Untuk membeli satu kapal baru tipe besar, dibutuhkan dana sekitar Rp1,5 triliun. Pelni, yang setiap tahunnya hanya mampu menyisihkan sekitar Rp200 miliar dari laba operasional, memperkirakan butuh waktu hingga satu dekade untuk mengumpulkan biaya pengadaan satu kapal baru.
Padahal, dari kajian, kebutuhan ideal untuk menyatukan seluruh wilayah Nusantara mencapai 80 kapal penumpang. Jumlah itu diyakini cukup untuk memperpendek waktu tunggu masyarakat di pulau-pulau kecil yang kini harus menunggu hingga dua minggu untuk kedatangan kapal berikutnya.
Realitas di Banda Neira menggambarkan perlunya pemenuhan kebutuhan transportasi. Di tengah pesona wisata sejarah dan alamnya, masyarakat di pulau itu harus menunggu kapal Pelni tiga hingga empat hari sekali, sementara pesawat kecil hanya terbang dua kali sepekan, dengan kapasitas tidak lebih dari selusin orang.

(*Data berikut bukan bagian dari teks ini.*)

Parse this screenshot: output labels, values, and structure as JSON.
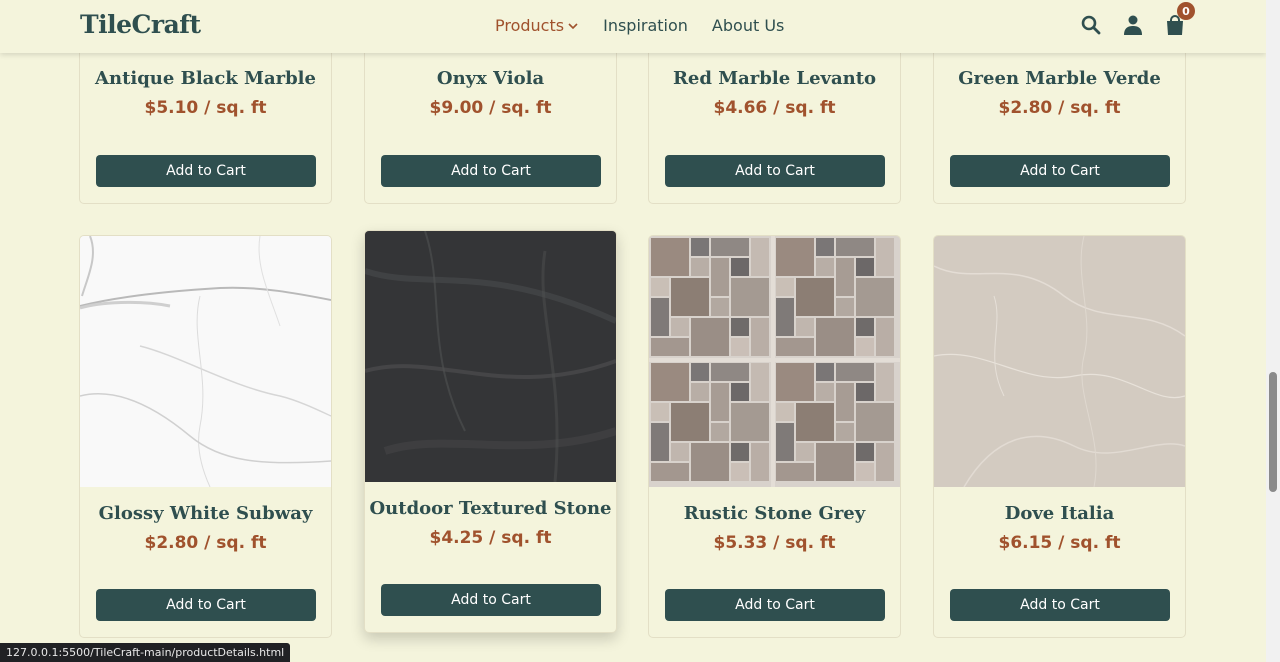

Kondisi itu membuat setiap kedatangan kapal seperti peristiwa besar. Tidak hanya penumpang dan logistik, kapal Pelni membawa harapan, membawa pasien yang ingin sembuh, membawa barang dagangan yang menopang ekonomi pulau, dan kadang membawa cerita lahirnya kehidupan baru di tengah laut.